Uber and Postmates were denied an injunction while they fight, in court, new rules that treat their contractors as full employees.
A federal judge on Monday rejected a request by Uber and the Postmates courier service to block a California labor law from taking effect, saying its public benefits outweigh the companies’ concerns.
Judge Dolly M. Gee of Federal District Court in Los Angeles said that the companies had proved they could suffer a degree of irreparable harm because of the law, which took effect Jan. 1, but that setting a living wage and regulating employment were more important to the public interest.
The 24-page decision is a blow to employers in the so-called gig economy. Uber and Postmates had sought an injunction against the law while their suit proceeds, saying the new rules will make it harder for them to classify their workers as independent contractors rather than employees.

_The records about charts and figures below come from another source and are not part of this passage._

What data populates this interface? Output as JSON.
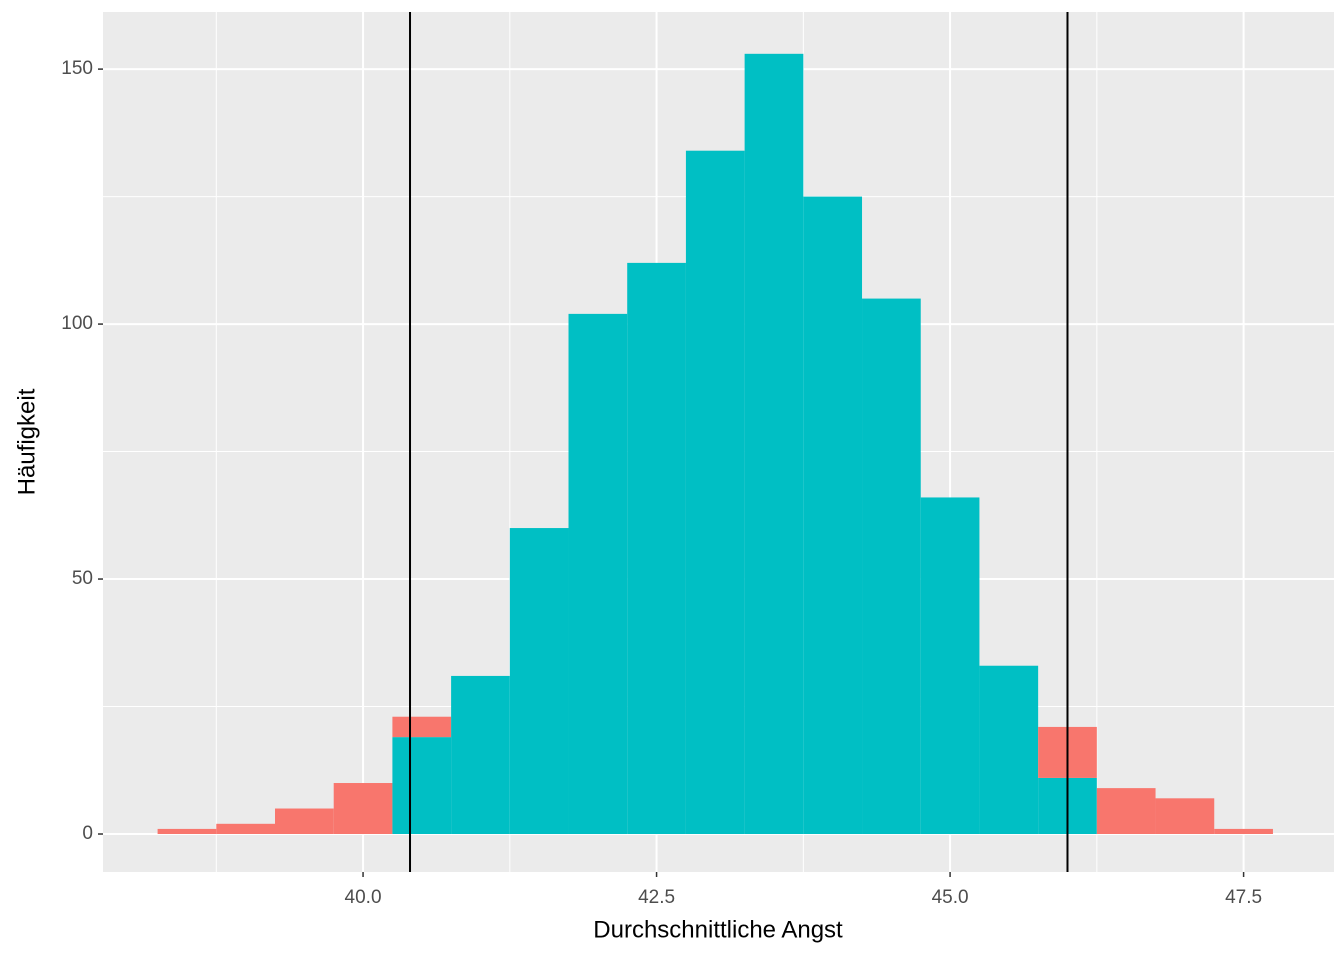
{
  "chart_data": {
    "type": "histogram",
    "x_label": "Durchschnittliche Angst",
    "y_label": "Häufigkeit",
    "bins": [
      38.25,
      38.75,
      39.25,
      39.75,
      40.25,
      40.75,
      41.25,
      41.75,
      42.25,
      42.75,
      43.25,
      43.75,
      44.25,
      44.75,
      45.25,
      45.75,
      46.25,
      46.75,
      47.25,
      47.75
    ],
    "series": [
      {
        "color": "#00BFC4",
        "values": [
          0,
          0,
          0,
          0,
          19,
          31,
          60,
          102,
          112,
          134,
          153,
          125,
          105,
          66,
          33,
          11,
          0,
          0,
          0
        ]
      },
      {
        "color": "#F8766D",
        "values": [
          1,
          2,
          5,
          10,
          4,
          0,
          0,
          0,
          0,
          0,
          0,
          0,
          0,
          0,
          0,
          10,
          9,
          7,
          1
        ]
      }
    ],
    "stacked": true,
    "vlines": [
      40.4,
      46.0
    ],
    "vline_color": "#000000",
    "xlim": [
      37.785,
      48.27
    ],
    "ylim": [
      -7.45,
      161.2
    ],
    "xticks": [
      {
        "value": 40.0,
        "label": "40.0"
      },
      42.5,
      {
        "value": 45.0,
        "label": "45.0"
      },
      47.5
    ],
    "yticks": [
      0,
      50,
      100,
      150
    ],
    "grid": true
  }
}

Judge Gee did not rule on the merits of the case, and her decision does not stop the lawsuit, which was filed at the end of 2019 against the State of California.
Postmates said in a statement that it looked forward to pursuing the case on its merits. It added that it was considering all legal options, including an appeal.
Uber said it was reviewing Judge Gee’s opinion and considering whether to pursue an appeal. In a statement, the company called the California law “biased and overtly political” for granting preferential treatment to an arbitrary group of industries.
The lawsuit argues that the law violates the United States Constitution and unfairly singles out app-based technology platforms. Companies that violate the law face potential criminal penalties, but to date no enforcement action has taken place.
The bill strikes at the heart of the gig economy business model of technology platforms like Uber, Postmates, Lyft and others that rely heavily on the state’s 450,000 contract workers, not full-time employees, to drive passengers or deliver food via app-based services.
Investors are watching the California dispute closely, as companies subject to the law would be required to provide higher pay and other benefits, such as medical insurance — very likely upending the gig economy business model.
The app-based companies argue that the legislation compromises the flexibility prized by their work force and that fewer workers would be hired if they were considered employees.
Uber, Lyft and the food delivery company DoorDash have earmarked $90 million for a planned state ballot initiative in November that would exempt them from the law.